Milosevic (II)

Milosevic fue una especie de Puck tenebroso sembrando confusión en la voluntad política de sus contemporáneos (sí; seguimos citando a Shakespeare: ¿y qué mejor autor para describir el oro desquiciado del poder?). Su método me recuerda a aquella tortura clásica que consistía en desmembrar a un ser humano jalando sus extremidades con cuatro caballos. Un ser humano, o Yugoslavia. Solamente en Bosnia dejó un saldo de 250,000 mil muertos, por lo menos 100,000 muertos más que los que provocó la guerra civil en Guatemala. Lo que hizo con los albaneses en Kosovo es el castigo de un sol demasiado cruento, de una sed sin límites.
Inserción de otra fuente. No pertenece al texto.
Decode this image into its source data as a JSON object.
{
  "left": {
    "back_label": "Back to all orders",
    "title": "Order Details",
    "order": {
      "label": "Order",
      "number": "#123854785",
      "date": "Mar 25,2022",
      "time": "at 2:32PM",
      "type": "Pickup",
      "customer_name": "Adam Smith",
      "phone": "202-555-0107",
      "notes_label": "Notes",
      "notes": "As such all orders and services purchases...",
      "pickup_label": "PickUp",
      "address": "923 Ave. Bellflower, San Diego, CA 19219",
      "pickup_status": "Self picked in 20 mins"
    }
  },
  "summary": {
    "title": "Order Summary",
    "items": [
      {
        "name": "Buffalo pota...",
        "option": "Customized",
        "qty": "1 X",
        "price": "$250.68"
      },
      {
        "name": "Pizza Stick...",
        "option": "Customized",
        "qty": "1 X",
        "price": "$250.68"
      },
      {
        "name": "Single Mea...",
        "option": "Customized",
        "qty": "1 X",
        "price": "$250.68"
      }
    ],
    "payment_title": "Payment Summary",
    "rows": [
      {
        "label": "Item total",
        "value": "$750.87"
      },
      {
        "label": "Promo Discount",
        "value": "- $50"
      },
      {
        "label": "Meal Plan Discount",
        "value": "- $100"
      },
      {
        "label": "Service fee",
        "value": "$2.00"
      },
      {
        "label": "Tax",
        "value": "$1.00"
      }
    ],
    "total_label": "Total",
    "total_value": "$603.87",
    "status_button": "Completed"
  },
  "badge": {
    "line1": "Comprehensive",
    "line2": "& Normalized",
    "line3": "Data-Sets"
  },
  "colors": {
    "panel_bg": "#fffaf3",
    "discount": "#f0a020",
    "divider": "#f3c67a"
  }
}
Milosevic supo jugar bastante con la torpeza occidental, que no supo asir el relámpago (siete años le bastaron para llegar a la presidencia de Serbia). La intervención de la OTAN en el conflicto no dejó de ser en cada caso póstuma. La danza de los genocidios ya se había consagrado.

Si de castigar se trata, entonces podemos decir que el sueño de castigar a Milosevic no ha quedado truncado. Se ha hecho demasiado énfasis en ello (yo mismo, en mi columna pasada). Pero entonces estaríamos autocondenándonos. Su muerte –cualquiera que haya sido (y no hay ningún Grissom de CSI que venga a aclararla, por lo visto)– fue una muerte terrible. No es bonito estar a solas con las propias manos, cuando están llenas de sangre. Lo cubrirá el odio y lo cubrirá el olvido.

¿Y el futuro? Su visión ardiente será sustituida por una progresiva europeización, un vasto tedio institucional, una represión callada de formas.

Por supuesto, sería terrible conceder a la figura de Milosevic –y ahora es muy posible que suceda, dado que es un fantasma– la responsabilidad absoluta de lo que sucedió en los Balcanes. No hay rey sin corte. Y peor aún: no hay rey sin pueblo. ¿En dónde están los diez mil colaboradores? Por cosas como ésas, Primo Levi no murió exactamente de un infarto de miocardio.